LA PLAYLIST DES NOUVEAUTÉS D’OCTOBRE 2021

Cette playlist de nouveautés du début d’automne, on y glisse comme dans un cocon groovy, à la chaleur bienveillante et aux rythmes apaisés, mais pour mieux revenir à l’électricité et à la tension. Richesse des contrastes et beauté des découvertes, c’est tout section26.

Écoutez cette playlist sur votre plateforme favorite : YouTube, Deezer ou Spotify et en version mixée sur Mixcloud. Et aussi, sur agnès b. radio.
NDLR : Les playlists Deezer et Spotify ne comportent pas l’intégralité des titres de cette sélection.

1. Kit Sebastian, Elegy for Love (Mr Bongo)

Troisième et dernier extrait du nouvel album du duo anglo-turque. Elegy for Love confirme leur évolution vers un son plus jazz et orchestral. L’album Melodi sort le 1er octobre sur Mr Bongo. (EB)

2. Mild High Club, It’s Over Again (Stones Throw Records)

Mild High Club vient de publier son quatrième album, toujours chez Stones Throw. Un disque ambitieux mais peut être un peu moins accessible que leurs albums précédents, comme en témoigne It’s Over Again. (AGF)

3. Pearl & The Oysters, Flowerland (Feeltrip Records/Tip Top Recordings)

Pearl & The Oysters revient avec un troisième album. Changement de label mais pas de son, le groupe franco-américain s’amuse toujours à brouiller les pistes entre pop bricolée, exotica et influences plus sérieuses. (AGF)

4. Maston feat. L’Eclair, Do You Feel it Working? (Innovative Leisure/Calico Discos)

La bonne nouvelle du mois ? Maston avait charmé avec le magnifique Shadows, paru chez Trouble In Mind en 2013. Depuis, on avait eu quelques nouvelles éparses, dont Tulips qui n’avait pas eu de distribution ici. Le revoilà avec un projet commun avec le groupe suisse L’Eclair, chez Calico Discos, une association entre les Allah-Las et Innovative Leisure. (AGF)

5. Tonstartssbandht, What Has Happened (Mexican Summer)

Premier extrait lancinant et hypnotique du nouvel album des frères White, Petunia. Le morceau parfait pour un réveil difficile après une nuit d’excès. (DJ)

6. Homeshake, I Know I Know I Know (Sinderlyn)

Le Canadien Peter Sagar aka Homeshake a dévoilé en septembre son cinquième album. Ecrit en 2019 avec la contribution de Jerry Paper, il témoigne d’une longue période de dépression. A l’écoute, on retrouve les slow beats, le doux mélange de synthés et de guitares, et cette vibe RnB qui le caractérisent depuis ses débuts. (CG)
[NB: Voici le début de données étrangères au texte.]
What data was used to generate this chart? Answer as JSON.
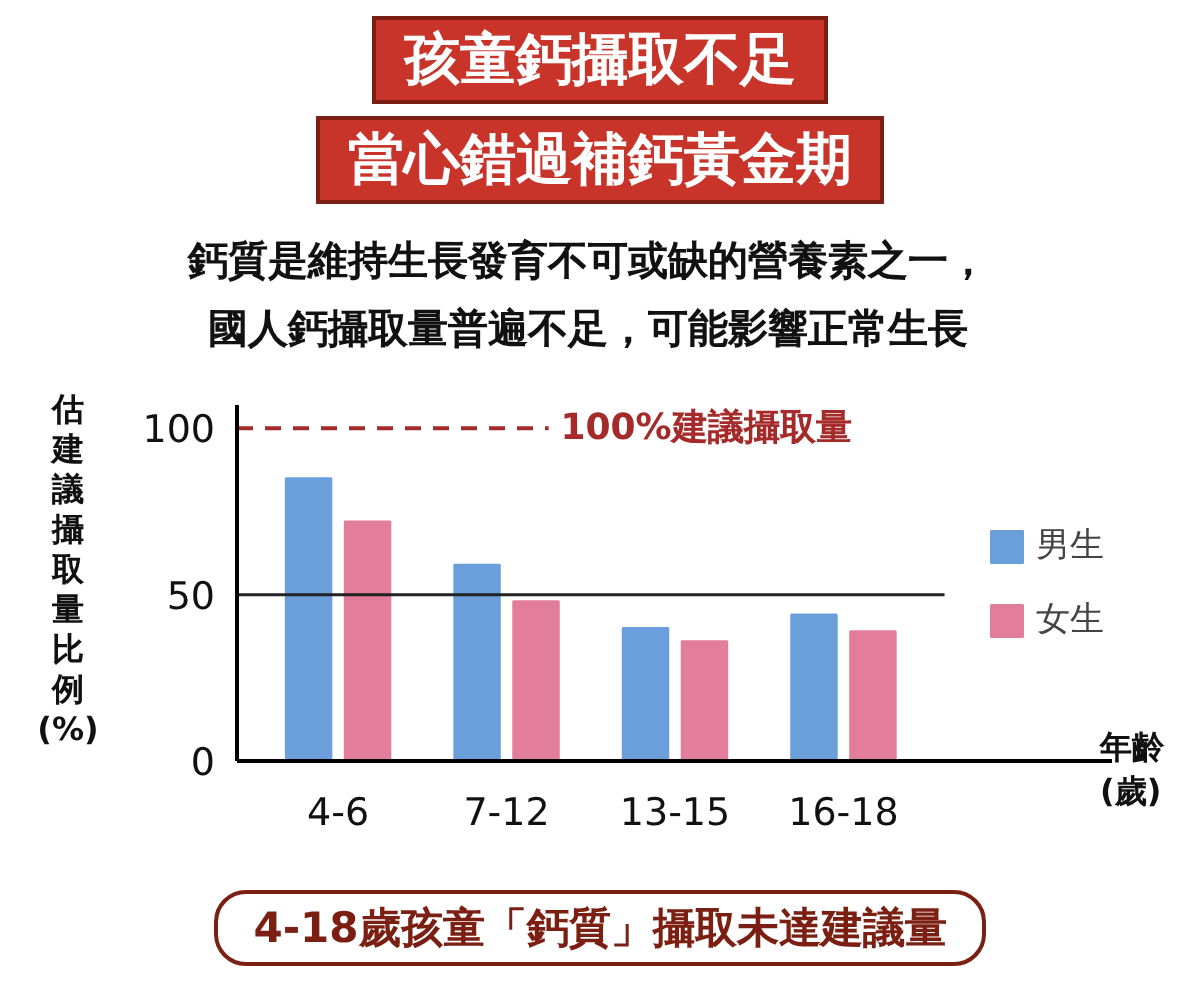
{
  "chart_data": {
    "type": "bar",
    "title": "孩童鈣攝取不足",
    "subtitle": "當心錯過補鈣黃金期",
    "ylabel": "估建議攝取量比例(%)",
    "xlabel": "年齡(歲)",
    "categories": [
      "4-6",
      "7-12",
      "13-15",
      "16-18"
    ],
    "series": [
      {
        "name": "男生",
        "color": "#6a9fdc",
        "values": [
          85,
          59,
          40,
          44
        ]
      },
      {
        "name": "女生",
        "color": "#e27d9c",
        "values": [
          72,
          48,
          36,
          39
        ]
      }
    ],
    "ylim": [
      0,
      107
    ],
    "yticks": [
      0,
      50,
      100
    ],
    "grid": false,
    "legend": "right",
    "ref_lines": [
      {
        "axis": "y",
        "value": 100,
        "label": "100%建議攝取量",
        "color": "#a52a2a",
        "line_style": "dashed"
      },
      {
        "axis": "y",
        "value": 50,
        "label": null,
        "color": "#222222",
        "line_style": "solid"
      }
    ],
    "annotations": [
      "鈣質是維持生長發育不可或缺的營養素之一，國人鈣攝取量普遍不足，可能影響正常生長",
      "4-18歲孩童「鈣質」攝取未達建議量"
    ]
  }
}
7. Andy Shauf, Call (ANTI- Records)

Le Canadien revient avec neuf chansons, toutes issues de la cinquantaine de titres enregistrés durant l’élaboration de The Neon Skyline, son précédent album. Il nous les présente brutes, sans filtre, et c’est bien comme cela qu’on les préfère. (CG)

8. Hand Habits, Graves (Saddle Creek)

Et c’est tout ce que tu as ? / Un trou dans ta chanson / Que tu remplis avec ce qui a foiré / Comment peux-tu dire que la vie s’arrête là ? Extrait de l’album Fun House, sortie annoncée pour le 21 octobre 2021. (CC)

9. Big Thief, Certainty (4AD)

Avec ce qui semble être un outtake du futur album de Big Thief, enregistré à la faveur d’une longue coupure de courant (trois jours) chez Sam Evian sur un quatre-pistes branché sur allume-cigare, la basse passant dans une enceinte bluetooth, on se pose la question : si les outtakes ont des allures de classiques dignes de Stills ou de Young, les paroles craignos/débilos et l’über-cokage en moins, à quoi vont ressembler les chansons de l’un des albums les plus attendus (par moi et certain.e.s de mes potes) de l’année ? Comme l’explique l’ami Buck : on a fait trois prises le temps d’apprendre les accords, on a gardé la troisième, puis on a fait des pancakes. (CC)

10. Aimee Mann, Burn it Out (SuperEgo Records)

Toute chanson d’Aimee Mann suspend instantanément toute velléité d’investir tout débat esthétique quel qu’il soit. Elle est. Là. (CC)

11. Triptides, So Many Days (Curation Records)

So Many Days, nouveau single de Triptides, fleure bon l’Amérique. Quelque part entre The Byrds et The Jayhawks, la country-rock va très bien à nos Californiens. (AGF)

12. The Hepburns feat. Estella Rosa, The Other Side of Grey (Elefant Records)

We love indie-pop, jangle, sunshine pop. We don’t have to keep saying it. We love bossa nova. Depuis le milieu des années 80, de Cherry Red à Elefant Records, les Gallois nous distillent une pop C86 élégante et accrocheuse aux textes soignés. La sortie de leur 11ème album, Architecture of the Ages, est annoncée pour le 15 octobre. (CM)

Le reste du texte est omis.